In 2009, for the first time in a multi-year Javelin survey, “too many fees” vaulted to No. 1 on the list of reasons that consumers switched banks, overtaking “moving to a new area” and “unsatisfactory customer service.” Correspondingly, when consumers selected a new institution they ranked “rates and fees” as the most important area of consideration by a significant majority, 17% higher than “customer service,” the second-highest criteria.
Call me an idealist, but I really do believe that bankers can be more successful by helping consumers win and acting as consumer advocates. I also trust that effective regulation can play a vital role in this picture, to serve personal, business, societal AND banking objectives.
Capturing consumer trust is critical because consumers say their trust in financial institutions has eroded dramatically over the past year, according to Javelin’s nationally representative online survey of 3,294 individuals in November 2009. More than half of consumers said they have less trust in the financial services industry – with the number losing trust outnumbering those with more trust by a whopping 9-to-1 ratio. This is the perfect opportunity for banks to revamp their business strategy to focus on new technologies, building customer loyalty through trust and customer satisfaction. Regulatory efforts to protect consumers will force the banking industry to reconsider an unsustainable business model built on a foundation of consumer recklessness, pocketbook mismanagement, financial illiteracy and other bad habits.
The few banks that become the trendsetters and break from the pack will be able to profit in different ways to compensate for losing money through traditional revenue streams. The banks that give consumers more control over their finances will steal customers from the banks that haven’t done so yet. In addition, when consumers can better monitor their accounts and detect fraud earlier, they help significantly reduce banks’ fraud-mitigation costs.
This sounds counterintuitive, but increased fee regulation and consumer advocacy will only help banks when facing their stockholders. If banks have no choice but to change how they capitalize on fee income, they will be able to regain consumer trust and obtain revenue in different ways – overcoming pressure from stockholders to keep traditional and profitable fee revenue streams and maximizing revenue through all channels.
Bankers must end their recent binge on punitive fees and find other ways to increase per-customer profitability. Consumers are willing to pay more for premium services, but they resent paying more for services they are accustomed to receiving for free.
This challenges banks to come up with new, innovative ways to replace existing revenue streams.

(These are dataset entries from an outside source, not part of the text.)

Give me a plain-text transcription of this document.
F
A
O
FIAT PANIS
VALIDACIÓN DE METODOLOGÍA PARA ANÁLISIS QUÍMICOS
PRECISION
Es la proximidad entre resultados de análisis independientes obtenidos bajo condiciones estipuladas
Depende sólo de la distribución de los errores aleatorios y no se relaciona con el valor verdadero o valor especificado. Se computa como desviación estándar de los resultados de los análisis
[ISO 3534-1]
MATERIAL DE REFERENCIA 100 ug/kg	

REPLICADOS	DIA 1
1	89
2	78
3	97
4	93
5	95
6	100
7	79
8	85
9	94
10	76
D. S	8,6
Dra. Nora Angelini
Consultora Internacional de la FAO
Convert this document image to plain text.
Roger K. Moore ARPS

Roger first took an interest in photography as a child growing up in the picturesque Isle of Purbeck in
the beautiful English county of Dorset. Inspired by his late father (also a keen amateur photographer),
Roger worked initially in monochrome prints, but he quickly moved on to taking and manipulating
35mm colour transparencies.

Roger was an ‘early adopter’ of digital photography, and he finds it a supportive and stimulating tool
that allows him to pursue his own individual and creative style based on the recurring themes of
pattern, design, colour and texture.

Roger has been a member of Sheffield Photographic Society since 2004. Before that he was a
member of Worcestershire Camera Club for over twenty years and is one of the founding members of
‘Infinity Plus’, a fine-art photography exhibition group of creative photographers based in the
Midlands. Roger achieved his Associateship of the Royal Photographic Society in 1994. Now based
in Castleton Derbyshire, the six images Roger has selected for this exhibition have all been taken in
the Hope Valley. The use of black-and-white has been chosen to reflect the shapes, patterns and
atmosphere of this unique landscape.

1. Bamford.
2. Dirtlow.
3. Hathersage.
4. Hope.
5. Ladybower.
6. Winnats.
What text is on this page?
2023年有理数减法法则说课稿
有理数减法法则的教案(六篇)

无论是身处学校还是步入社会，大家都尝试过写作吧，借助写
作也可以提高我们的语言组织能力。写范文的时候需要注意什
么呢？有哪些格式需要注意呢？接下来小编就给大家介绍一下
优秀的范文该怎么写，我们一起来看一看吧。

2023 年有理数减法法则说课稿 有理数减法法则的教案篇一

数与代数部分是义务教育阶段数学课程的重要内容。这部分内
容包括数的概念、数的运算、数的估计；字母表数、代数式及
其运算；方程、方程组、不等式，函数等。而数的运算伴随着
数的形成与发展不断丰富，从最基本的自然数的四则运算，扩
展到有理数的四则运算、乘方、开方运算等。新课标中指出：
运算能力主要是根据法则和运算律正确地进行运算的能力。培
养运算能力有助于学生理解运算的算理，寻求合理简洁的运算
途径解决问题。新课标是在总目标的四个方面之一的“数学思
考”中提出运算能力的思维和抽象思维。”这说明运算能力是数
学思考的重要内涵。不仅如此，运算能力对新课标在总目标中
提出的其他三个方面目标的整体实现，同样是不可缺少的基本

The average consumer will pay more in fees if you are creative in your approach and are able to do so in a way seen as both convenient and beneficial to them. Here are four suggestions:
Shift from Punitive to Proactive Fees: Financial institutions can charge customers for new technologies and specialized services. Expedited payments offer one means for bankers to charge new fees by providing a service that actually saves customers money. Offering customers advanced, fee-based security alerts, remote deposit capture, bill payment, vault and storage offerings and credit-monitoring services will likewise enhance banking portfolios. Bundling personal financial management services with alerts and other offerings is another viable option, as it creates inherent value and can derive revenue from customers.
Add and Keep More Customers: Increasing market share by adding more customers and keeping existing customers will determine banks’ financial success. Banks should position themselves as the customer’s ally and collect fees with a “compensating balances” approach. Under such an agreement, customers would be charged fees only if they fail to uphold their end of the bargain – for example, by not maintaining a sustainable balance or overusing costly channels.
Add More Relationships Per Customer: To make the most from each customer, banks must become their primary provider and go-to resource. They can accomplish this by gaining customer trust through transparency, offering customers convenience and useful tools and through marketing campaigns that maximize customer retention. Banks can create more relationships with the same customers through investments, credit-monitoring services, mortgages, P2P and expedited payments, funds transfers, remote deposit capture, and opportunities through the electronic channels. The big payoff will come from branding messages that focus on being there for the customer and building long-term loyalty.
Cost Reduction: Banks can retain profits by reducing fraud and customer-service costs. By giving customers the avenues to communicate and bank through online and mobile channels, financial institutions will save money with more in-branch and customer-service call center availability. Additionally, by giving customers the necessary controls to manage their finances, banks can reduce their workload and benefit from lower fraud-resolution costs. If banks provide an aggregate, personal financial management alert system, for example, customers can see all of their financial information in one place. When consumers have the control to navigate through their finances, assess their needs, and see what is available to them, they are more willing to take advantage of marketing offers, thus providing banks with income opportunities.
Mr. Van Dyke is president and founder of Pleasanton, Calif.-based Javelin Strategy & Research, a provider of quantitative research on financial services topics.